In early Monday trading Spanish 10-year bond yields shot up to as much as 7.56%, as markets in Europe and Asia come under increasing strain amid the eurozone debt crisis.
Spain's economy minister Luis de Guindos ruled out that the country could need a full-scale bailout, as the yield rates - the government borrowing cost - reached the highest level since creation of the euro.
Asked about this possibility on the sidelines of a congress hearing about the European aid to ailing Spanish lenders, Mr De Guindos said: "Absolutely not."
However the markets were not impressed and the Spanish Ibex stock exchange at first lost 5%, the Greek market plunged by 6%, while in Italy it dropped by 3.77% as the CAC 40 in Paris lost 2%.
By late afternoon the Ibex eased to close 1.1% down and Italy's Mib off 2.76%. The CAC 40 dropped 2.89% and Germany's Dax was hit by 3.18%.
The London FTSE 100 closed at 2.09% down and there were no risers in the day.
Biggest fallers were Evraz, down 6.9%, Aviva at 6.6%, Vedanta off 5.1%, Hargreaves Lansdown losing 4.6% and Petrofac down 4.4%.
In response to the dramatic sell-off Italy's exchange regulator announced a ban on short-selling of stocks, which is expected to last until Friday, and Spain followed the Italian lead to institute a three-month ban of short selling all stocks
Although German officials tried to calm markets its finance minister Wolfgang Schaeuble then announced a decision to meet Mr de Guindos on Tuesday.
Adding to the suspicion of eurozone disunity, the European Commission announced that the next bailout tranche aid for Greece is unlikely to be paid before September.
The market strain comes as the Bank of Spain said the country's economy contracted by 0.4% on a quarterly basis in the three months from April to June, having contracted by 0.3% in the first quarter of the year.
In a monthly report the central bank also estimated the economy contracted by 1.0% on an annual basis, compared with a fall of 0.4% in the preceding quarter.
Bank of Spain deputy governor Fernando Restoy said the solution to the current debt crisis was to make more cuts, more reforms, and more mechanisms to strengthen the eurozone economy.

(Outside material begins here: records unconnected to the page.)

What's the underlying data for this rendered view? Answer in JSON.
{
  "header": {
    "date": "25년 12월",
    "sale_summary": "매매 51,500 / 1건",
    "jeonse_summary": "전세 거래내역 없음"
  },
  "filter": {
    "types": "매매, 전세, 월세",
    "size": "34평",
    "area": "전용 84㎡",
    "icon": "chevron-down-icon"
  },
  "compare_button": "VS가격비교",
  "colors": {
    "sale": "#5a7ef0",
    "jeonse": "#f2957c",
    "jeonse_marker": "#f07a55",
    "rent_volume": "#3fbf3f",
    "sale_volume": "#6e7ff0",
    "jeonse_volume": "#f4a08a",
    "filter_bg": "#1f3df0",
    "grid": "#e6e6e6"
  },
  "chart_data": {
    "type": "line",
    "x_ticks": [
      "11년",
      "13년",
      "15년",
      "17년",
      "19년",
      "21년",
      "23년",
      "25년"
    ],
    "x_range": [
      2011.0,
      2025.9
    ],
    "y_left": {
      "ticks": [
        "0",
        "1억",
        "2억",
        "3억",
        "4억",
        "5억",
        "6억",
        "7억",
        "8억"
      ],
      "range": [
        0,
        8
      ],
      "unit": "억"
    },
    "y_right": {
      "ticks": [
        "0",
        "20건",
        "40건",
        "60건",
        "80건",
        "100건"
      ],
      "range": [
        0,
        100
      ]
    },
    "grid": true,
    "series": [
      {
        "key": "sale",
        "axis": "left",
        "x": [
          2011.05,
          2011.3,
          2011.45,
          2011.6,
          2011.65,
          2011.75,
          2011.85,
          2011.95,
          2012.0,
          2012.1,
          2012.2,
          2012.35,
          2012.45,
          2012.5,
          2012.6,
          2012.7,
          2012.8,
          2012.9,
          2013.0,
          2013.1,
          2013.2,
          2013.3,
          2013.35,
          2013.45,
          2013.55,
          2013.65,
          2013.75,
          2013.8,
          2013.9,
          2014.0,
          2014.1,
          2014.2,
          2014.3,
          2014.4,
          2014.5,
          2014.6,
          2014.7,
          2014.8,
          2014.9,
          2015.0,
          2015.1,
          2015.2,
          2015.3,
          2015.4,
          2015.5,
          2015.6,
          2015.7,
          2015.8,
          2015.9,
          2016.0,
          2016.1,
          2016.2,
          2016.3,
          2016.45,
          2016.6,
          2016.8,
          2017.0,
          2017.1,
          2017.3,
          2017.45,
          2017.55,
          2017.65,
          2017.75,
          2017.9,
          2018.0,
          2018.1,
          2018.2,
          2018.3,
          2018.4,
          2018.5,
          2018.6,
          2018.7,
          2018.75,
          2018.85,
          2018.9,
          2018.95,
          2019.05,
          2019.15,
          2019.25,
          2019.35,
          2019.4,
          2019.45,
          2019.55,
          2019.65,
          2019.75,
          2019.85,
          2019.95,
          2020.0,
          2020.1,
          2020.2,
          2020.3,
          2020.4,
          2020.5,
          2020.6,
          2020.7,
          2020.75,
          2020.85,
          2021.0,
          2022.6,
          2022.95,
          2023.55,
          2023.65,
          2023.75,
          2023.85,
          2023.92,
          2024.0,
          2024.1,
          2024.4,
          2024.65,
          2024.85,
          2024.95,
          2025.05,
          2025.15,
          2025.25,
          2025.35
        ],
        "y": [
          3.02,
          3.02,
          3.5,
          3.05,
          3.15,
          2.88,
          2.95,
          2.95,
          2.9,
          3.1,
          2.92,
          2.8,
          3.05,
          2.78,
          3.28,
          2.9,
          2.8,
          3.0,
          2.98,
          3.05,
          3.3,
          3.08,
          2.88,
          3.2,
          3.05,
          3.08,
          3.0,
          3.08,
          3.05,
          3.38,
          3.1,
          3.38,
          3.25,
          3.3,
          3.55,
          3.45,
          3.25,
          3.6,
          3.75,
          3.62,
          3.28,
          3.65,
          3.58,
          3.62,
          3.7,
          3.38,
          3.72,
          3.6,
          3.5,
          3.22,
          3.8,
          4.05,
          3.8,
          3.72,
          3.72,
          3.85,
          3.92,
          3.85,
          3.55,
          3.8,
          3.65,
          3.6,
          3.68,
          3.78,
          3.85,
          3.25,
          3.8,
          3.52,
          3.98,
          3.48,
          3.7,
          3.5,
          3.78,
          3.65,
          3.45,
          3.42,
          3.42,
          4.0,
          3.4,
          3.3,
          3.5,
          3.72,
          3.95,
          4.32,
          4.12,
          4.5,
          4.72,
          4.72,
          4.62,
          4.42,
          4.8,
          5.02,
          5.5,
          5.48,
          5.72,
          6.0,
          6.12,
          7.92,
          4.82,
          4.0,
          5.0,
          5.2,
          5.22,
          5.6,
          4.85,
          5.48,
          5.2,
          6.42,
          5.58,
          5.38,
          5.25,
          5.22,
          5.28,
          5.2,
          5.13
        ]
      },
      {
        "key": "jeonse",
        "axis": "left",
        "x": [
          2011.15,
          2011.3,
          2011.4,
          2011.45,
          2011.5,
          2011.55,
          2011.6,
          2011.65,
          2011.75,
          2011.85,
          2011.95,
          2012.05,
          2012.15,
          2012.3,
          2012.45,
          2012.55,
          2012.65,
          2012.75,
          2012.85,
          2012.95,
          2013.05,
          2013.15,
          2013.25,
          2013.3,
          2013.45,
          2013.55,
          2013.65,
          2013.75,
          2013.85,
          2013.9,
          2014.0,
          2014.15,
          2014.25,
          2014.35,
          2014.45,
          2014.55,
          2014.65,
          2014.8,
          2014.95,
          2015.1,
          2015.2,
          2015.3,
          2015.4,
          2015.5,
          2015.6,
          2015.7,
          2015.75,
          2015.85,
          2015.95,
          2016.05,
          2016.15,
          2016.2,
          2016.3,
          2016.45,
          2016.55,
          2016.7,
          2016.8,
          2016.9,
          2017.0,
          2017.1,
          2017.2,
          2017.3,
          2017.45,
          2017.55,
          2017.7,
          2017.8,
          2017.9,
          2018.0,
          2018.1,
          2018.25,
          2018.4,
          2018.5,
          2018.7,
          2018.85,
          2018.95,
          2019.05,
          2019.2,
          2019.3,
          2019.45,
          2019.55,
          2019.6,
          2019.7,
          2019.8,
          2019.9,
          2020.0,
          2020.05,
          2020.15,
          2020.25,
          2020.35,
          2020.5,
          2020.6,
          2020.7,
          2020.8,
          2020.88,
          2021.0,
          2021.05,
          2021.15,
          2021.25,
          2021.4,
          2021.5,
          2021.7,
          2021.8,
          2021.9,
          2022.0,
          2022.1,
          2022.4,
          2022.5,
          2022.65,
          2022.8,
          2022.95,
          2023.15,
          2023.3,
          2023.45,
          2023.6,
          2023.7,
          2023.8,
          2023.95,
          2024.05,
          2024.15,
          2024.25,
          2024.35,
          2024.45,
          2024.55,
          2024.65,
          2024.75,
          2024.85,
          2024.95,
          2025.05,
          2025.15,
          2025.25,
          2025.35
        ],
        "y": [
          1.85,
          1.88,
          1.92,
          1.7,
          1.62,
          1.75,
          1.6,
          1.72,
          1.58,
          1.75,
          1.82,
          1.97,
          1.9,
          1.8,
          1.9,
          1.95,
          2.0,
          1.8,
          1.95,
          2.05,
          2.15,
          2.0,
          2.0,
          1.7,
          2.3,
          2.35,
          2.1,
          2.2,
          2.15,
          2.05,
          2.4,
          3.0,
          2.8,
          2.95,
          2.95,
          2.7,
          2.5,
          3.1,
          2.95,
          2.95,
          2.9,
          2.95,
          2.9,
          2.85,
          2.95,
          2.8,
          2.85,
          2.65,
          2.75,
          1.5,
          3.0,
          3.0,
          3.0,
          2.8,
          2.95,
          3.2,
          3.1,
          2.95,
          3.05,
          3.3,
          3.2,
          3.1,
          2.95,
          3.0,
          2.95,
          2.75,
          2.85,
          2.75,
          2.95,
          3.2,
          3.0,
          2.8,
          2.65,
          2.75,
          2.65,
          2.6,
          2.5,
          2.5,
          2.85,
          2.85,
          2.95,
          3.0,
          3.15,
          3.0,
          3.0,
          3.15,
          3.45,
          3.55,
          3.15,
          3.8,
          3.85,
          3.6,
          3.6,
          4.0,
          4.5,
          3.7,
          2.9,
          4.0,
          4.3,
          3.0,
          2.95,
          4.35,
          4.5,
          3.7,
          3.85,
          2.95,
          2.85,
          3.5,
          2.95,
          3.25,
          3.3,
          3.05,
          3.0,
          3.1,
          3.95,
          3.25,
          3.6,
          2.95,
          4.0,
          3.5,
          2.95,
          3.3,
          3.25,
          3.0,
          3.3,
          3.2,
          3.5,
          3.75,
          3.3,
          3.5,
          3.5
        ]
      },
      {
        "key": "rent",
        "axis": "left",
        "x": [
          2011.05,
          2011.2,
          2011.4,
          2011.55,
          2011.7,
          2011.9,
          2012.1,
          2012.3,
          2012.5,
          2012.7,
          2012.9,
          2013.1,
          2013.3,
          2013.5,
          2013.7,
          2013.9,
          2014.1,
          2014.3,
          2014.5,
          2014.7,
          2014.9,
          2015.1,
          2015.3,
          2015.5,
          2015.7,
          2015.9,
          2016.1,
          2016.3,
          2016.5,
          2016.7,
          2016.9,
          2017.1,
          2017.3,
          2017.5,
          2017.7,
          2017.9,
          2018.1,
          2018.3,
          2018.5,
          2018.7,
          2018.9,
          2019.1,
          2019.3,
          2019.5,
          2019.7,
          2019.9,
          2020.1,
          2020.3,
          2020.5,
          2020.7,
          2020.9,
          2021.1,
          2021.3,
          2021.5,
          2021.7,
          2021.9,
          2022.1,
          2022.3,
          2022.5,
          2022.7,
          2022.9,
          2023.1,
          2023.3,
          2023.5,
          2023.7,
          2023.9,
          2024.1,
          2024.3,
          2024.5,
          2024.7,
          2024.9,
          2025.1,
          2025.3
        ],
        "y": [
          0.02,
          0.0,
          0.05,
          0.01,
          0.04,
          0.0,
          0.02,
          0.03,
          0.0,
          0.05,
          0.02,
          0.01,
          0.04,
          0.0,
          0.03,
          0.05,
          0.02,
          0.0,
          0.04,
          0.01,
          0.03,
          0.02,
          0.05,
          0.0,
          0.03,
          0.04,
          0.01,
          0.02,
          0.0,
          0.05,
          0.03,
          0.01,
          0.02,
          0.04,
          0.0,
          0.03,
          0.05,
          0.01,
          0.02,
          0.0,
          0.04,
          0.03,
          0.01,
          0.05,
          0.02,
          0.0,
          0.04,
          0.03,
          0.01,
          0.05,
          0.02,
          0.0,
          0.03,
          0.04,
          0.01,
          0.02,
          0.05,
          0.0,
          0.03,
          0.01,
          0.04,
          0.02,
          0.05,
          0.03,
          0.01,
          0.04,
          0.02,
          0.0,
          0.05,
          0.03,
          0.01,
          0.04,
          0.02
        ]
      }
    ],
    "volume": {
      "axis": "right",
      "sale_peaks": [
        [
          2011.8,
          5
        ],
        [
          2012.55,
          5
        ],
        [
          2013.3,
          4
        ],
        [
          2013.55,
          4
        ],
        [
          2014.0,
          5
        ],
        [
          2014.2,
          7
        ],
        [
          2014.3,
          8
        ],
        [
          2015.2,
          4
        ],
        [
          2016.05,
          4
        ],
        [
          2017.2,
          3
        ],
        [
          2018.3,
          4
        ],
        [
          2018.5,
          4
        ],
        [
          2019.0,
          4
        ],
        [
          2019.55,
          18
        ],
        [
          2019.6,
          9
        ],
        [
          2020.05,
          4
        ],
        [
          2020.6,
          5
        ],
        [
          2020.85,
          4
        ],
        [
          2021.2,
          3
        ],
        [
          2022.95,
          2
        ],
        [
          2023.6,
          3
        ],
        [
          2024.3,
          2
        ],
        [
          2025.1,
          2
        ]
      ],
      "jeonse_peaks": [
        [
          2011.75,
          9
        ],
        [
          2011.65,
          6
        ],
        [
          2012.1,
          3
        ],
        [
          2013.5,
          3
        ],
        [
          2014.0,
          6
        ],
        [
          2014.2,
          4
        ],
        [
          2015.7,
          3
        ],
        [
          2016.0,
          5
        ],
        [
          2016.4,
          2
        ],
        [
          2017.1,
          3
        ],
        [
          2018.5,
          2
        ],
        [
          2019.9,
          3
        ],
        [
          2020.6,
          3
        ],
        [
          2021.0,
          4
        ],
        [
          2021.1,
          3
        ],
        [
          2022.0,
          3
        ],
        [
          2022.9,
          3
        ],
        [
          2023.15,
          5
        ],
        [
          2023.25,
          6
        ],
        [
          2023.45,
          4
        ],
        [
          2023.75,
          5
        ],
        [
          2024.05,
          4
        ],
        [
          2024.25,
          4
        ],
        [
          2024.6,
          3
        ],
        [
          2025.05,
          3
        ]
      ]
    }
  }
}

"Current market problems reflect problems in Spain as well as the eurozone," he said.
The Spanish market slide has occurred as the autonomous region of Valencia asked for a lifeline from central government after running out of money, and the Murcia region reportedly sought 300m euro (£233m) help.
On Friday, eurozone finance ministers held a conference call to approve an aid package for Spanish banks of up to 100bn euro (£77bn).
But by late Friday afternoon the Ibex dropped by as much as 5.8%. Italy's Mib was down by as much as 4.5%. In London, the FTSE 100 closed 1.09% down and the Dow Jones was off 0.93%.
Meanwhile, the euro reached an 12-year low against the yen as Asian investors moved out of the troubled currency, and the Nikkei closed 2.99% down and the Hang Seng ended 1.86% lower on Monday.